Inside Googlebot: demystifying crawling, fetching, and the bytes we process
Google clarifies the distinction between crawling, which is the discovery and scheduling of URLs, and fetching, which is the actual retrieval of page content.
Googlebot uses different renderers for various tasks, primarily leveraging a modern headless Chrome to process JavaScript.
Google optimizes crawl resources by prioritizing URLs based on perceived value and efficiency, rather than attempting to crawl the entire web constantly.
Understanding the difference between discovery and resource-heavy fetching helps you prioritize technical fixes that improve how efficiently Googlebot processes your high-value pages.
Google Ads introduced a 'Prospect Mode' setting to specifically target brand-unaware users who have never interacted with a business.

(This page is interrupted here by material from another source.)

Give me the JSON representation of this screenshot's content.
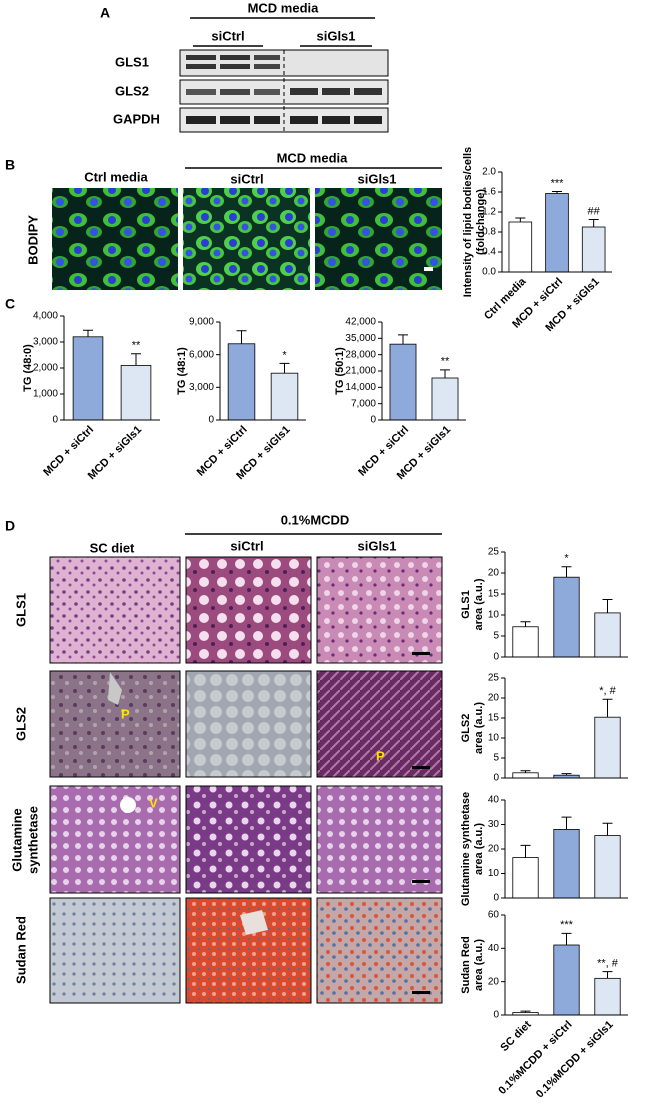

The feature automatically filters out existing customers, past website visitors, people who search for brand terms, and those who have engaged with previous ads.
Advertisers can enable this via a new beta setting in the Bidding section titled 'Only bid for new prospects.'
Marketers can now strictly isolate 'cold' audiences to prevent ad spend from being wasted on users who are already familiar with their brand.
Google Ads To Delete Short Term Performance Data June 1st
Starting June 1, 2026, Google Ads will delete hourly, daily, and weekly performance data that is older than 37 months.
Monthly, quarterly, and annual performance data will continue to be retained for 11 years.
Reach and frequency metrics have a shorter retention window and will be deleted after 3 years.
Ads data exceeding these timeframes will no longer be accessible via the Google Ads interface or APIs.
Marketers must export and archive granular performance records now if they need to perform long-term year-over-year comparisons or deep-dive historical audits.
Google 1st Order Price Labels On Shopping Ads (Again)
Google is testing a new '1st order price' label on Shopping ads in search results.
The label indicates a discounted price specifically for a customer's first purchase with that retailer.
This follows a similar test from last year that used the label 'First order.'
E-commerce marketers should monitor how these labels impact click-through rates and ensure their promotional pricing feeds are configured to trigger the discount callout.
Google Discover Publisher Profile Pages Tests Short URLs
Google is testing simplified URLs for publisher profile pages within Google Discover using '@handle' formats.
The new short URLs replace long, complex strings with human-readable nicknames like profile.google.com/@username.
Early testers have also noticed social media links like Threads appearing on these publisher profile pages.
Shorter, branded URLs make it easier for publishers to promote their Discover profiles and build direct follower loyalty outside of standard search results.
Google: Search Quality Raters Guidelines Not A Guide For Search Rankings
Google's John Mueller clarified that the Search Quality Raters Guidelines are not a technical blueprint or direct guide for ranking.
The guidelines represent the ideal outcomes Google wants its algorithms to achieve rather than the specific signals used to rank pages.
While the document is public and insightful, it is used by human raters to evaluate search quality rather than by the automated ranking system itself.
Marketers should use the guidelines to understand Google's definition of content quality instead of treating them as a checklist of specific ranking factors.
Google Tests New Sitename & Favicon Layout In Search
Google is testing a new desktop search layout that places the favicon, site name, and URL together on a single line.
The site name appears in a bold font in this experimental interface, which differs from the standard stacked two-line display.
Several SEO professionals reported seeing the widespread test, indicating Google is evaluating how users interact with site identity markers.
This layout change emphasizes brand names through bolding and may alter click-through rates by changing how much vertical space each organic result occupies.